Dem Wächter war es egal, ob einer von ihnen verletzt war, da er zu viele andere Sklaven hatte, und er schlug die Tür mit einem klirrenden Geräusch zu. Als sie sah, dass er für einen Moment verschwunden war, holte sie tief Luft und erhob sich von ihrem Platz und trottete mit unruhigen Schritten zur Ecke des Raumes. In der Ecke sackte das Mädchen in sich zusammen und stützte sich auf die Knie, um ihren Kopf zu vergraben.
Was hatte sie getan, dass ihre Tante sie an den Ort schickte, den diese Männer die Hölle auf Erden nannten? Beim letzten Mal hatte sie sich sehr gut benommen und sich an alle ihre herzlosen Befehle und Schläge gehalten, aber das war nicht genug, denn am Ende wurde sie verkauft.

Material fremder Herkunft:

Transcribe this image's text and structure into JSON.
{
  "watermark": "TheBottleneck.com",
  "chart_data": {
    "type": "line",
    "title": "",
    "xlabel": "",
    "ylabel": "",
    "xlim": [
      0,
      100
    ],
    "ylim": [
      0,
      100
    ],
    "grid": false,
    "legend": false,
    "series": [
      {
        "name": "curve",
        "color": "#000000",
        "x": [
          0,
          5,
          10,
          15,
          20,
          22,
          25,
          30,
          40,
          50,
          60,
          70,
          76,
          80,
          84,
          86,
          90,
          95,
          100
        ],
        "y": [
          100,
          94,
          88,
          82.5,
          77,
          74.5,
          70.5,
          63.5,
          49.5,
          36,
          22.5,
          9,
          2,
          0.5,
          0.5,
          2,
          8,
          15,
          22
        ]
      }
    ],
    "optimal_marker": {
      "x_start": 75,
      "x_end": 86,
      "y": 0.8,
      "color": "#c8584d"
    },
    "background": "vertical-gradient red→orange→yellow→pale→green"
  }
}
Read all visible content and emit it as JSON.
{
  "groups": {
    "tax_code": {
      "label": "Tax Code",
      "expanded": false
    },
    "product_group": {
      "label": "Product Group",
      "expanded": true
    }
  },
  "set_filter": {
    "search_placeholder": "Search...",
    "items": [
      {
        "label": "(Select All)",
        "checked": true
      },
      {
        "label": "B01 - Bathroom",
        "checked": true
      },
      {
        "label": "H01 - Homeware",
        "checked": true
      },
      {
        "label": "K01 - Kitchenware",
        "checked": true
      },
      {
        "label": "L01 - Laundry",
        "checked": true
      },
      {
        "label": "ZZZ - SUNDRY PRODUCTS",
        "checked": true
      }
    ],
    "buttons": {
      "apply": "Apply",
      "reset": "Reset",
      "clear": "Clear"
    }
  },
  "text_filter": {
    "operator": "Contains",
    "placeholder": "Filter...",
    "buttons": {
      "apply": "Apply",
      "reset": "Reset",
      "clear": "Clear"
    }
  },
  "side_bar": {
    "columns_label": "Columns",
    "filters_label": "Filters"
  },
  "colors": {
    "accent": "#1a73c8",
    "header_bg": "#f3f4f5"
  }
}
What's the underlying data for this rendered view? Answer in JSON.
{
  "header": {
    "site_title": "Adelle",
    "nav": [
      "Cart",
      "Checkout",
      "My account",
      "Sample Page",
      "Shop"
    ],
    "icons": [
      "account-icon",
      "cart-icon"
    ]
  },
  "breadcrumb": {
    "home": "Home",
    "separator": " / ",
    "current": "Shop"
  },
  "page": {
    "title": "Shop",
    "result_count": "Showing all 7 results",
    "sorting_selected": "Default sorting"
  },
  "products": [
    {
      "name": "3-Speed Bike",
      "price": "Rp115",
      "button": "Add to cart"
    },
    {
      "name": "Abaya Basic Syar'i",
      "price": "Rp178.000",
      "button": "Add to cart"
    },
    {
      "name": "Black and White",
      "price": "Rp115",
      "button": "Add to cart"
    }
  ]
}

"A- Alles in Ordnung?" Eine Frau sprach in gedämpftem Ton, stammelte mit trockenen Lippen und hockte sich neben das kleine Mädchen, das aus dem Schatten neben ihr auftauchte, um sich näher zu ihr zu setzen.
Das Mädchen sah auf und nickte wortlos, um genau zu sein, wusste sie nicht, was sie sagen sollte, denn ihr Zustand war im Moment alles andere als gut.